There is one piece of technology that I miss and wish it would be still used the way it was used when I was younger. Telegrams, I wish this service would be still around and used, maybe not on an everyday base, but for special occasions.
I grew up at a time when people send telegrams, often for birthdays and other celebrations. It wasn’t an everyday thing, it was very special and extraordinary. Telegrams were paid by word, so they were short and sweet, often just interrupted by the word -stop- in the middle.
My husband and I met in Europe over 30 years ago, when he was stationed there. We fell head over heels in love and then he went back home. We needed to communicate and our option were limited then. There were no cell phones, no emails and the computer was still in the making.
Calling the U.S. via international operator was not just pricey; it was although a lottery game. The reception was terrible and we were yelling into phone, thinking our voices would travel further that way. Using the phone for oversea calls was just not an option, it wasn’t in our budget. We wrote airmail letters back and forth.
I just noticed that the young readers here won’t even know what I am talking about. Airmail letter were written on thin, see-trough paper, kinda like tissue paper. The idea was to write really tiny and small and not to leave any margins, so we could communicate back and forth with just one or two sheets. The envelopes were small and lightweight as well. It was affordable, but I don’t know what kind of airplanes they used…because it took forever.
Whenever something was urgent, we used telegrams. We went to the post office and sent each other telegrams, only containing short information’s. “ILY -stop- arrive 3 pm Tuesday.” ( ILY was short for I Love you) or we just send short information like “arrived safe” to let the other know everything was alright. Then one day, there was a special telegram “Lets get married -stop- Love you”. It was delivered Sunday in the morning, even though the post office was officially closed. Telegrams were indeed special, they were urgent and the delivery couldn’t wait. Rain or shine, weekday or weekend, they were always delivered immediately.

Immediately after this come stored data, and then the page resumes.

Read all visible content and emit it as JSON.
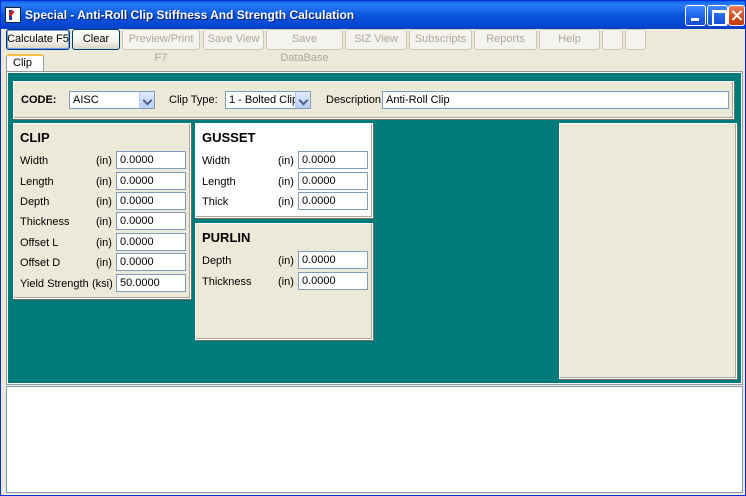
{
  "window": {
    "title": "Special - Anti-Roll Clip Stiffness And Strength Calculation"
  },
  "toolbar": {
    "buttons": [
      {
        "label": "Calculate F5"
      },
      {
        "label": "Clear"
      },
      {
        "label": "Preview/Print F7"
      },
      {
        "label": "Save View"
      },
      {
        "label": "Save DataBase"
      },
      {
        "label": "SIZ View"
      },
      {
        "label": "Subscripts"
      },
      {
        "label": "Reports"
      },
      {
        "label": "Help"
      },
      {
        "label": ""
      },
      {
        "label": ""
      }
    ]
  },
  "tabs": [
    {
      "label": "Clip"
    }
  ],
  "header": {
    "code_label": "CODE:",
    "code_value": "AISC",
    "clip_type_label": "Clip Type:",
    "clip_type_value": "1 - Bolted Clip",
    "description_label": "Description:",
    "description_value": "Anti-Roll Clip"
  },
  "clip": {
    "title": "CLIP",
    "fields": [
      {
        "label": "Width",
        "unit": "(in)",
        "value": "0.0000"
      },
      {
        "label": "Length",
        "unit": "(in)",
        "value": "0.0000"
      },
      {
        "label": "Depth",
        "unit": "(in)",
        "value": "0.0000"
      },
      {
        "label": "Thickness",
        "unit": "(in)",
        "value": "0.0000"
      },
      {
        "label": "Offset L",
        "unit": "(in)",
        "value": "0.0000"
      },
      {
        "label": "Offset D",
        "unit": "(in)",
        "value": "0.0000"
      },
      {
        "label": "Yield Strength",
        "unit": "(ksi)",
        "value": "50.0000"
      }
    ]
  },
  "gusset": {
    "title": "GUSSET",
    "fields": [
      {
        "label": "Width",
        "unit": "(in)",
        "value": "0.0000"
      },
      {
        "label": "Length",
        "unit": "(in)",
        "value": "0.0000"
      },
      {
        "label": "Thick",
        "unit": "(in)",
        "value": "0.0000"
      }
    ]
  },
  "purlin": {
    "title": "PURLIN",
    "fields": [
      {
        "label": "Depth",
        "unit": "(in)",
        "value": "0.0000"
      },
      {
        "label": "Thickness",
        "unit": "(in)",
        "value": "0.0000"
      }
    ]
  },
  "colors": {
    "titlebar": "#0a56de",
    "panel_background": "#007b7b",
    "dialog_face": "#ece9d8"
  }
}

Telegrams just disappeared. Modern technology didn’t need them anymore and “poof” without any announcements they were gone. I wish they would have made it public, because I would have taken the chance and would have send my husband one more telegram on a special day, like our 30 wedding anniversary. I would have loved to use this service one more time.
I am little bit saddened knowing, that the younger generations will never know, how it felt to have a telegram delivered. It was special, very very special!
Of all the technologies that have gone extinct in your lifetime, which one do you miss the most?